If it were just one crank, I’d ignore it. (I have several cranks I ignore on Twitter on a regular basis!) But this pamphlet has gained traction among some parts of the UU community who would rather blame the newcomers, the young adults, the people of color, and anyone else that doesn’t look or act like them, than feel uncomfortable for a single minute.

Why is this pamphlet a litmus test? I’ve seen it used as cover by those who have alienated, harassed, and bullied people — often non-straight, non-white people — out of the church.
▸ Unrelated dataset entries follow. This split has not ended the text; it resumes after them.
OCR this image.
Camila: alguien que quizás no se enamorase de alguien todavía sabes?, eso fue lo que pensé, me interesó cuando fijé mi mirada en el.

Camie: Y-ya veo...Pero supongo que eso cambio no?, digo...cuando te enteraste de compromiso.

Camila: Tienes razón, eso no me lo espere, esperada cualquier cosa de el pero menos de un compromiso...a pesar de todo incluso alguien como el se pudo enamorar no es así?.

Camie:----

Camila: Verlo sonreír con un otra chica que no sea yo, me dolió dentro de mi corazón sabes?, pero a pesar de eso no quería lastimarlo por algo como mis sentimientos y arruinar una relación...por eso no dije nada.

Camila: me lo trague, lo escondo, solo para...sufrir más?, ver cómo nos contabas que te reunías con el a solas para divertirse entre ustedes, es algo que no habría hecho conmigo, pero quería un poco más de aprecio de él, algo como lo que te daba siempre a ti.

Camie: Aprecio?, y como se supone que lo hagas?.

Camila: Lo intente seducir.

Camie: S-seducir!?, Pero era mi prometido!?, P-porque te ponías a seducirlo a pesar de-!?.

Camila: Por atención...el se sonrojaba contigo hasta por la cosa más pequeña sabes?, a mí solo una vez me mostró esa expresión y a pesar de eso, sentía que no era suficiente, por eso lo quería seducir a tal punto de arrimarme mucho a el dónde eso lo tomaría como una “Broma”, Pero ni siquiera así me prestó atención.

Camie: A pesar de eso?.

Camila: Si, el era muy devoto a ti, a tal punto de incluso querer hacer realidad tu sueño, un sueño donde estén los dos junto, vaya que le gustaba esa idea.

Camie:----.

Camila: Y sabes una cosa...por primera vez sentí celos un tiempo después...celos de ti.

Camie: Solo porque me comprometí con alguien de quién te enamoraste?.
What, you thought homophobia, racism, and sexism no longer exist in UU land? It does. I’ve seen it first-hand. And those doing the bullying love “The Gadfly Papers,” in my experience.

But Isn’t UU About Tolerance?

Many of those that drove me away from UU I’d classify as followers of New Atheism, i.e. the hard secularism of Richard Dawkins, etc. There’s a drive to make UU a “safe space” for atheists and secular humanists (which it has always been!), but is really just an excuse to banish anything remotely like religion. New Atheism actually hides covert racism — atheists like Dawkins are awfully critical of religions that dark-skinned people practice like Islam, but not so much what they consider to just be “philosophies” like Buddhism (nevermind the atrocities occurring in Myanmar’s Buddhist regime).

The philosopher Karl Popper, in his paradox of tolerance, argues that we can’t be tolerant of the intolerant. What many UU congregations, including the one I recently left, have failed to do is take a stand here.

You do not tolerate the intolerant. You don’t tolerate bullies. Ignoring them doesn’t make them go away in the real world.

Where Do We Go From Here?

If UU congregations continue to reject younger, non-white, non-heteronormative people, they’ll wither and die as their members age. New congregations and fellowships might grow alongside those hollowed-out tree trunks, but without the funds that older generations had access to, how will they grow?

I don’t see a future for UU churches, but I do see one for fellowships. There won’t be the infrastructure or critical funds to maintain large campuses with paid staff. Instead, UUs will meet in houses, coffee shops, rented-out synagogues, in the middle of the woods, and anywhere else they can find.

UUs will become nomadic. Our Mayflower will be a crossover SUV packed with six people driving to a protest.

As kind of an unexpected celebrity in UU land — or rather UU World — might I quote a geeky, wholesome movie from a few years ago?

“Unitarian Universalism is not a place. It is a people.”